I appreciate your comments on this issue. Chris and I have spent a great deal of time thinking through the privacy issues that you discuss here. One of the primary reasons that we have launched as an “Alpha” and not even a “Beta” product is that we are looking specifically for this kind of feedback. Furthermore, the solutions to many of the issues you have brought up are part of our roadmap.
Let me address our overall strategy. In order for WSRelater to work, we need to know the aggregate viewing behavior of a set of people. We do NOT need to know specifically who they are. For example, we need to know
Some person looked at item A, then item B, then item C
We do not need to know that the person above is “email@example.com”.
In order for this to work across websites, WSRelater needs some way to know that the two people in the following example are the same person
Some person looked at a group 1 on Tribe, group 2 on Tribe
Some person looked at discussion 3 on eCademy
The solution is to use the FOAF practice of sending a one-way hash of the person’s email address. (As an FYI, if you submit an email address to the WSRelater with type PERSON it is automatically converted – we don’t store the address). By using this best practice attention can be aggregated across partners using WSRelater.
Let me address your specific issues and describe what our strategy is as we move from an Alpha to a Beta product.
(1) How do I know with whom you are sharing what data with?
The answer is simple: we are not sharing your user data with our partner sites. A partner site queries WSRelater for recommendations of items, not for information about a person.
Right now we have an Alpha API feature that lets you query the database for information about a user. This is for debugging and testing purposes only (another reason that we are in Alpha). Its really hard to know if you implemented the API correctly if you can not directly query the system. Perhaps we should only enable this API function for the site that contributed the data or only for the development instance of the database. We are looking for your feedback.
(2) What is being done with all my data?
We are using it in aggregate to make recommendations of items that a person would be interested in. It is an item-to-item filter, so a partner asks for information about a item and gets back more items.
(3) How can I be certain that I am in control?
Since the system is based on the one-way hash of an email address we have a nice way to deal with this issue. The user who controls the email address with the behavior can remove any of the behavior data about him or herself or can opt out of being used for recommendations completely.
(This is not yet implemented, but this is how it will work)

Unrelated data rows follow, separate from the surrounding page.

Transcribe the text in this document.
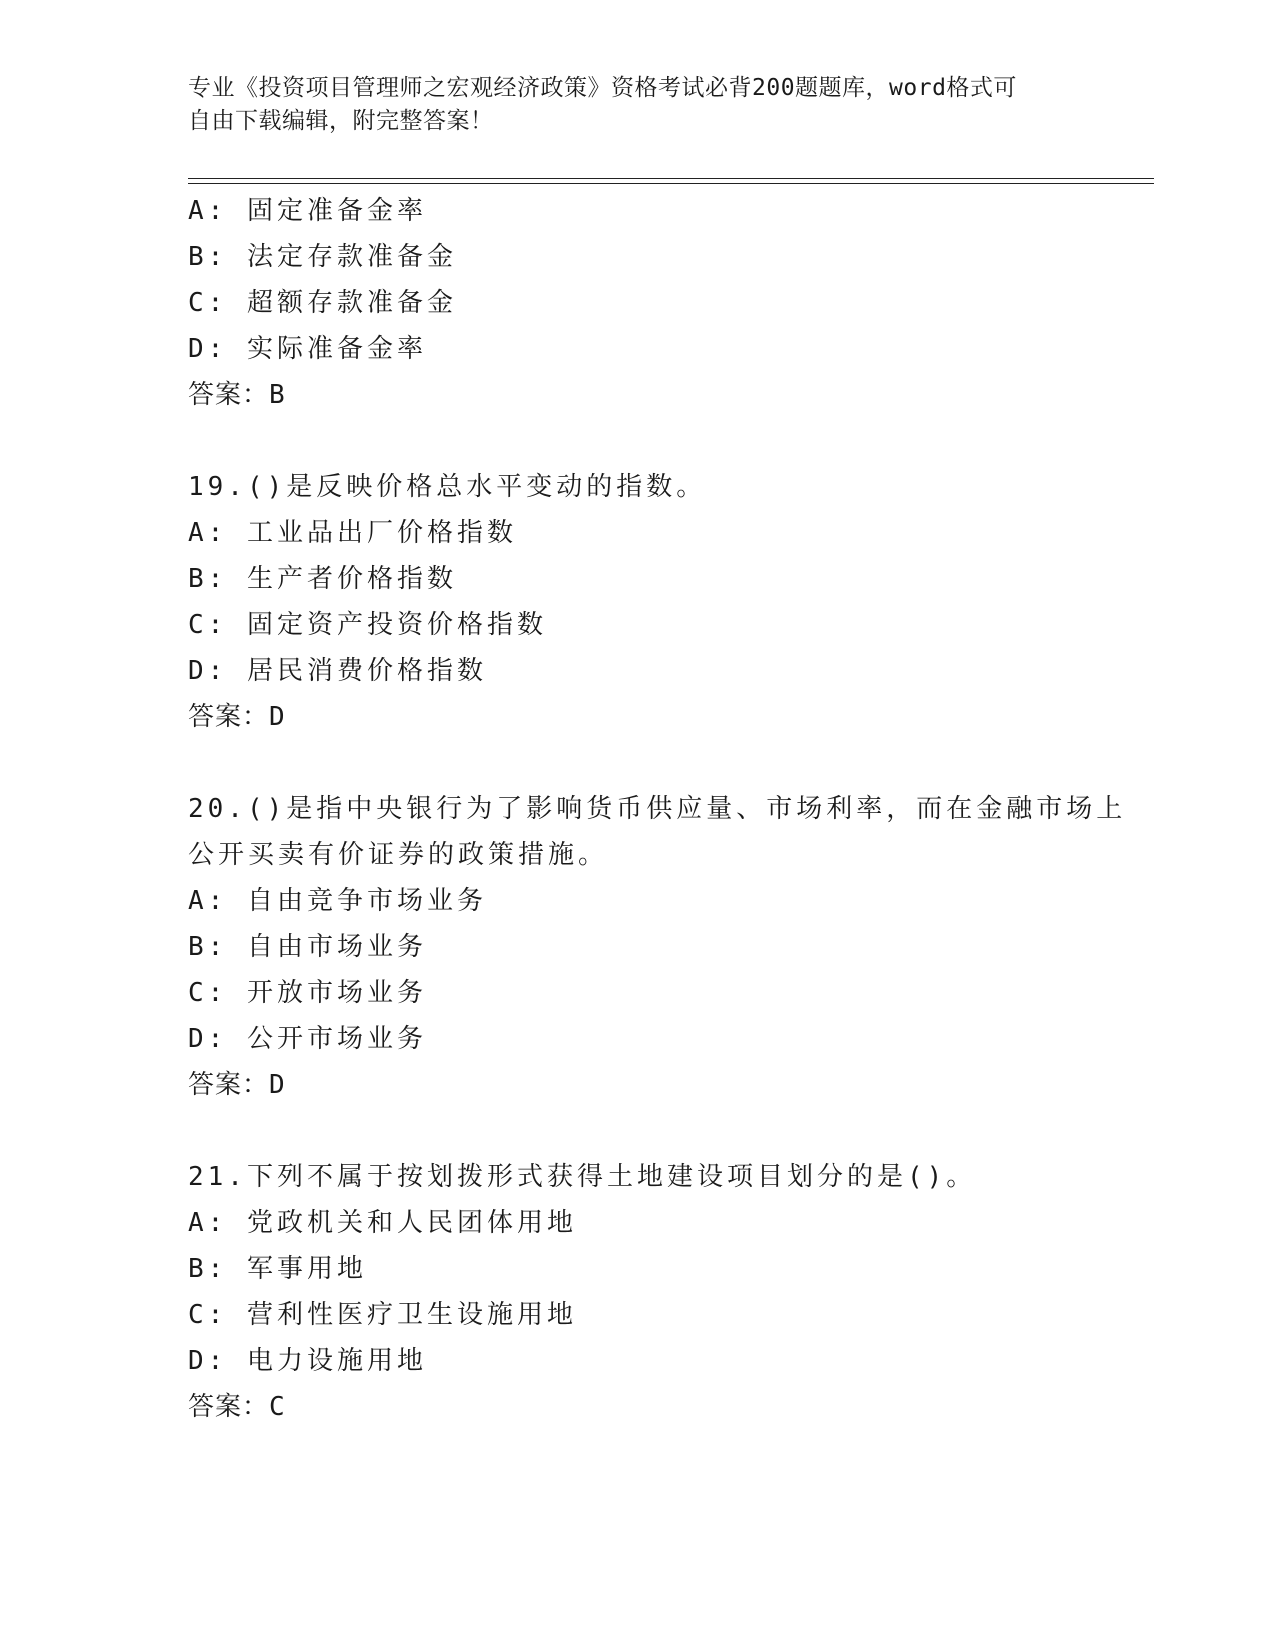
专业《投资项目管理师之宏观经济政策》资格考试必背200题题库，word格式可
自由下载编辑，附完整答案！
A: 固定准备金率
B: 法定存款准备金
C: 超额存款准备金
D: 实际准备金率
答案：B
19.()是反映价格总水平变动的指数。
A: 工业品出厂价格指数
B: 生产者价格指数
C: 固定资产投资价格指数
D: 居民消费价格指数
答案：D
20.()是指中央银行为了影响货币供应量、市场利率，而在金融市场上
公开买卖有价证券的政策措施。
A: 自由竞争市场业务
B: 自由市场业务
C: 开放市场业务
D: 公开市场业务
答案：D
21.下列不属于按划拨形式获得土地建设项目划分的是()。
A: 党政机关和人民团体用地
B: 军事用地
C: 营利性医疗卫生设施用地
D: 电力设施用地
答案：C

After verifying a person is the owner of an email address, he or she can use a web interface to view all WSRelater behavior entries from that address. Any or all of these can be removed at any time. Since this is a real time system, item recommendations that relied on this data will be updated the next time they are requested. By opting out completely no data will be accept by WSRelater from this one-way hashed emailed address.
We would love to have this “console” interoperate with existing efforts like Attention Trust, or perhaps even BE Attention Trust. Why rebuild if it is already there?
As a follow up question: how do you feel about WSRelater keeping this opted-out data, but removing any reference to the user when it is removed? So when a user opts-out of WSRelater, instead of deleting all rows from the database, a unique random identifier (that can never be tied to you) will be applied to those rows, instead of the one-way hash of the users email.
As a final note: please remember this is a recommendation web service, not an ad network or a personalized search engine. We are not trying to deliver ads for wedding planners because you type “engaged” into a profile. Our goal is to provide high quality recommendations of items that you might be interested in based on what other people previously liked (or didn’t like). Being that this is an item-to-item system it can work for an anonymous user who simply clicked on a first book, image, or group and want to see more things like it. We think this is a compelling proposition for the end user and leverages the collective wisdom of crowds in doing so.